Cider 101 w/ Anthony Belliveau-Flores at Cooper’s Craft & Kitchen (Video)

Think you’ve got a pretty good handle on what cider is? It’s that thing your gluten intolerant friend always orders as a substitute for beer, right? Well, think again. Turns out, in certain regions of the world, cider is as complex, varied, and celebrated as any craft beer or reserve wine. And those of us stateside are only just catching up as the cider market gains more and more momentum. So, in the spirit of edumacatin’ ourselves in the ways of superior cider, ForknPlate recently met up with a few experts. Namely, Anthony Belliveau-Flores, the co-owner of Rowan Imports, an exclusive importer of some of the best ciders from around the world, and David Clarke, co-owner of Cooper’s Craft & Kitchen, a restaurant/bar dedicated to craft beer and cider. And boy, do they know their ciders.


Turns out, most mass produced ciders – filled with high-fructose corn syrup and made from inferior varieties of apples (or even worse, apple concentrate) – are a poor substitute for any of the locally crafted ciders from the UK, US, Ireland, France, and beyond.

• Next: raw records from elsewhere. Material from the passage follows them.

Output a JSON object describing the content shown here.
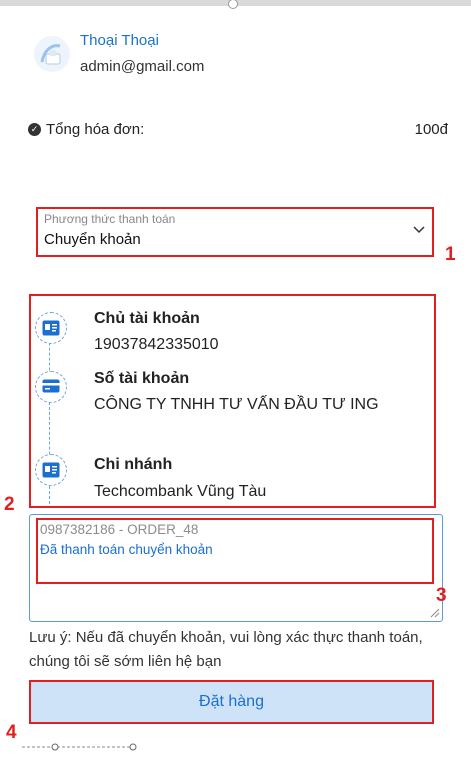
{
  "user": {
    "name": "Thoại Thoại",
    "email": "admin@gmail.com"
  },
  "order": {
    "total_label": "Tổng hóa đơn:",
    "total_value": "100đ"
  },
  "payment_method": {
    "label": "Phương thức thanh toán",
    "selected": "Chuyển khoản"
  },
  "account_info": {
    "items": [
      {
        "title": "Chủ tài khoản",
        "value": "19037842335010",
        "icon": "id-card-icon"
      },
      {
        "title": "Số tài khoản",
        "value": "CÔNG TY TNHH TƯ VẤN ĐẦU TƯ ING",
        "icon": "credit-card-icon"
      },
      {
        "title": "Chi nhánh",
        "value": "Techcombank Vũng Tàu",
        "icon": "id-card-icon"
      }
    ]
  },
  "note": {
    "placeholder": "0987382186 - ORDER_48",
    "value": "Đã thanh toán chuyển khoản"
  },
  "hint": "Lưu ý: Nếu đã chuyển khoản, vui lòng xác thực thanh toán, chúng tôi sẽ sớm liên hệ bạn",
  "order_button": {
    "label": "Đặt hàng"
  },
  "annotations": [
    "1",
    "2",
    "3",
    "4"
  ],
  "colors": {
    "accent": "#1a6fd1",
    "highlight": "#e11f1f",
    "button_bg": "#cfe3f8"
  }
}
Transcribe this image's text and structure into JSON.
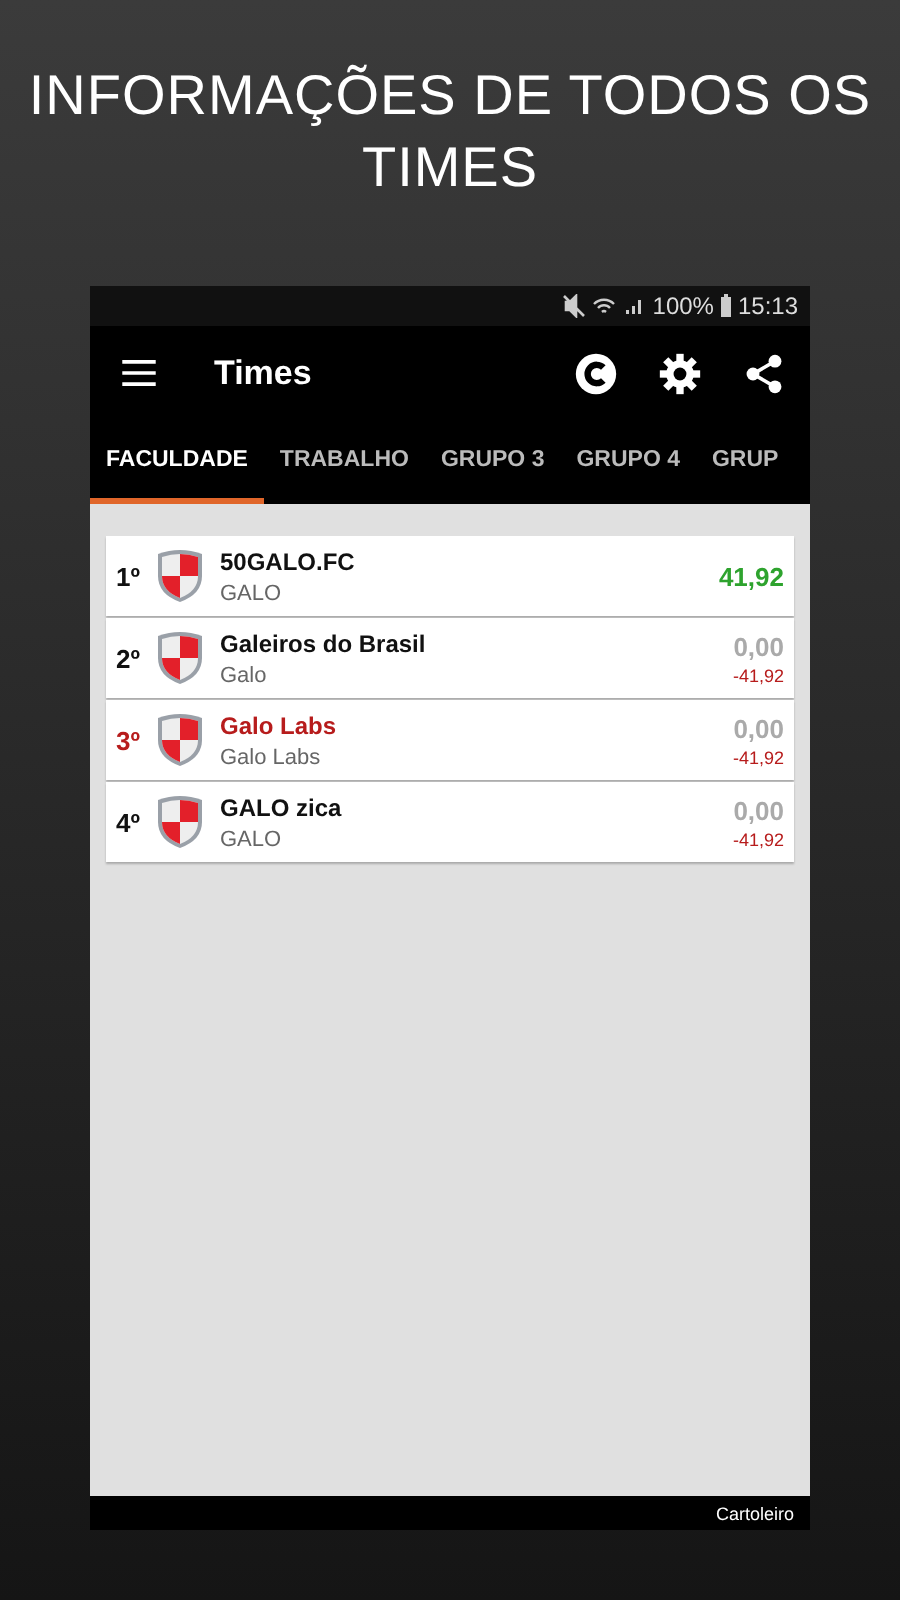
{
  "headline": "INFORMAÇÕES DE TODOS OS TIMES",
  "status_bar": {
    "battery": "100%",
    "time": "15:13"
  },
  "toolbar": {
    "title": "Times"
  },
  "tabs": [
    {
      "label": "FACULDADE",
      "selected": true
    },
    {
      "label": "TRABALHO",
      "selected": false
    },
    {
      "label": "GRUPO 3",
      "selected": false
    },
    {
      "label": "GRUPO 4",
      "selected": false
    },
    {
      "label": "GRUP",
      "selected": false
    }
  ],
  "teams": [
    {
      "position": "1º",
      "name": "50GALO.FC",
      "owner": "GALO",
      "score": "41,92",
      "leading": true,
      "highlighted": false
    },
    {
      "position": "2º",
      "name": "Galeiros do Brasil",
      "owner": "Galo",
      "score": "0,00",
      "diff": "-41,92",
      "leading": false,
      "highlighted": false
    },
    {
      "position": "3º",
      "name": "Galo Labs",
      "owner": "Galo Labs",
      "score": "0,00",
      "diff": "-41,92",
      "leading": false,
      "highlighted": true
    },
    {
      "position": "4º",
      "name": "GALO zica",
      "owner": "GALO",
      "score": "0,00",
      "diff": "-41,92",
      "leading": false,
      "highlighted": false
    }
  ],
  "footer": {
    "label": "Cartoleiro"
  }
}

And though we often think of cider as similar to beer, the good stuff is often more akin to wine, and can vary widely when it comes to flavor, carbonation, even the method by which it’s made. Check out the video and keep reading to get a tour of some of the best ciders that can be found the world over.


Made by Sidra Cortina, this is a traditional Spanish cider from the principality of Asturias in Nothern Spain, the largest cider region in the world. It is a monovarietal cider, so it’s made with only a single type of apple (hence the “mono”). And while many traditional Spanish ciders can seem harsh or aggressive and a bit of an acquired taste, Villacubera doesn’t have that same edge and is a good choice for first-time cider drinkers who are looking to try a traditional Spanish variety.


This cider hails from the Basque region of Spain, second only to Asturias in the volume of cider produced. In Basque, there are strict regulations regarding the types of apples and the method for making the cider that must be used in order for it to be deemed official Basque cider. Zapiain is a blend of all 22 certified varietals of Basque apples, and like most traditional Spanish cider, is unfiltered. Be sure to refer to the video for the correct pouring method for this type of cider –it can drastically alter your enjoyment of the drink.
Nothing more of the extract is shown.